Stearoyl-CoA Desaturase 1 deficiency drives saturated lipid accumulation and increases liver and plasma acylcarnitines.

Abstract

Stearoyl-CoA desaturase-1 (SCD1) is a critical regulator of lipogenesis that catalyzes the synthesis of monounsaturated fatty acids (MUFA), mainly oleate (18:1n-9) and palmitoleate (16:1n-7) from saturated fatty acids (SFA), stearoyl-CoA (18:0) and palmitoyl-CoA (16:0), respectively. Elevated SCD1 expression and its products are associated with obesity, metabolic dysfunction-associated steatotic liver disease, insulin resistance, and cancer. Conversely, Scd1 deficiency diminishes de novo lipogenesis and protects mice against adiposity, hepatic steatosis, and hyperglycemia. Yet, the comprehensive impact of Scd1 deficiency on hepatic and circulating lipids remains incompletely understood.
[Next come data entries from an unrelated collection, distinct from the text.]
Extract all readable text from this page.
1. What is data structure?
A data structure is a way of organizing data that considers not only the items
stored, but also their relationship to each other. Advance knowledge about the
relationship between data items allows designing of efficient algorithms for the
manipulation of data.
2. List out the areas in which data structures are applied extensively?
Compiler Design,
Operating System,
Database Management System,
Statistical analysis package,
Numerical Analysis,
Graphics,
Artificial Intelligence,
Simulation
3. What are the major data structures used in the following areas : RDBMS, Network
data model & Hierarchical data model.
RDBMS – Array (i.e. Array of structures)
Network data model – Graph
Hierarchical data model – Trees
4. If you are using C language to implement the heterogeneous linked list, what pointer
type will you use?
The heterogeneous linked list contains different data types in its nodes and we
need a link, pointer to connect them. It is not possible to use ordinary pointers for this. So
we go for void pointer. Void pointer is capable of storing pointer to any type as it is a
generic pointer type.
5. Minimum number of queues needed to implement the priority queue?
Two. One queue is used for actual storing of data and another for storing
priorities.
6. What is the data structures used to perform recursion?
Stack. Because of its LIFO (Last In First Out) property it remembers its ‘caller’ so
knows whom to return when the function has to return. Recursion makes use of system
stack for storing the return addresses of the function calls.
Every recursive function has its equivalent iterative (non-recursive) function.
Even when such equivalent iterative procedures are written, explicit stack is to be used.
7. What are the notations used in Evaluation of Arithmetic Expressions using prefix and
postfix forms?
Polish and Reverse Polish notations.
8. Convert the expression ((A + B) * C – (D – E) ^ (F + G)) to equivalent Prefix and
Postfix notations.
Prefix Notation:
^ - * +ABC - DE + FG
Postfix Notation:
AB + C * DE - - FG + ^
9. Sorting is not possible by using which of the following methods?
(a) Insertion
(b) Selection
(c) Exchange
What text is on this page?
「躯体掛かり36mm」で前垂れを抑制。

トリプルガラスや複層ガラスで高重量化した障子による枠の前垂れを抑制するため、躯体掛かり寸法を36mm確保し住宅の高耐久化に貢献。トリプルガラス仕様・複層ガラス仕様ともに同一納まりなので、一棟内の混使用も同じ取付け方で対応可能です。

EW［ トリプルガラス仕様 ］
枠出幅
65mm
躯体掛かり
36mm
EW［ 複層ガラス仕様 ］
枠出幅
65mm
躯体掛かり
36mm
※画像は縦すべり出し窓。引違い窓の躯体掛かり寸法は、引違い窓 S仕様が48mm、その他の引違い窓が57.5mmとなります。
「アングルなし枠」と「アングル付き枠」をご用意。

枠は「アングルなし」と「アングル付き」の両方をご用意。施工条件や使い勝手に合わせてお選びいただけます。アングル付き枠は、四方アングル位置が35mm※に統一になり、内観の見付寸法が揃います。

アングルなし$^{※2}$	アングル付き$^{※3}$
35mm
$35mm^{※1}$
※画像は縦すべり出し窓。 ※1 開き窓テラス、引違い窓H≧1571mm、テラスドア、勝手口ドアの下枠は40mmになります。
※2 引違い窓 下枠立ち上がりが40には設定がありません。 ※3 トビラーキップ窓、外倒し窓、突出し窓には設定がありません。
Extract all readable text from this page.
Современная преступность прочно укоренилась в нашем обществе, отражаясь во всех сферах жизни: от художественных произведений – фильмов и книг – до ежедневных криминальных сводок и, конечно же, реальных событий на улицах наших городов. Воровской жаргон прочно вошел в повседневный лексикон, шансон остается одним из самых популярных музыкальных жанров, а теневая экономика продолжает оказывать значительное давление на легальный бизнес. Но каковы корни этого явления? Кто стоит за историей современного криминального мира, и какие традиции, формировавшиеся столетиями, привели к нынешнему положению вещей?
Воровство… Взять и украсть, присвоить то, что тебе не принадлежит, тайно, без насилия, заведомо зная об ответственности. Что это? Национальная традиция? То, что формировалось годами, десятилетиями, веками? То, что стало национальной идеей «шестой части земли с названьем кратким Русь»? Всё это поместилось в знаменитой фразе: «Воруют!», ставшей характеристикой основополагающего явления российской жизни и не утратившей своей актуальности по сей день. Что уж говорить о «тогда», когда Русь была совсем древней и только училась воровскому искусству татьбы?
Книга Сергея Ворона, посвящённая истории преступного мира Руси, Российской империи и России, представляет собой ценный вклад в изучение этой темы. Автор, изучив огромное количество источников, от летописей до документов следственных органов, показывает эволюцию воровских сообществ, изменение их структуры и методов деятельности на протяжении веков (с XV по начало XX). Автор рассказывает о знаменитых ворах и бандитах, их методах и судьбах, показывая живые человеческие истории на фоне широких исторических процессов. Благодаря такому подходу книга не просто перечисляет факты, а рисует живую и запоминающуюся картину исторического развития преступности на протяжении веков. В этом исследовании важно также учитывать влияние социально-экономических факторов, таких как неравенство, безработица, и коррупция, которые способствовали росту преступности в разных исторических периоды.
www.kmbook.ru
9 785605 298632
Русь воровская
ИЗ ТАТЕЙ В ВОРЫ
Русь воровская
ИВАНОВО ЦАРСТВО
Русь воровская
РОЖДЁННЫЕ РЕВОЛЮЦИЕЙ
To further delineate the effects of SCD1 on lipid metabolism, we employed lipidomics on the liver from mice under a lipogenic high carbohydrate, very low-fat diet. We found that Scd1 deficiency leads to an accumulation of saturated lipids and an increase in hepatic and plasma acylcarnitines. Remarkably, transgenic replenishment of de novo oleate synthesis by human SCD5 in the liver of Scd1-deficient mice not only restored hepatic lipid desaturation levels but also attenuated acylcarnitine accumulation, highlighting the distinct role of SCD1 and oleate in regulating intracellular lipid homeostasis.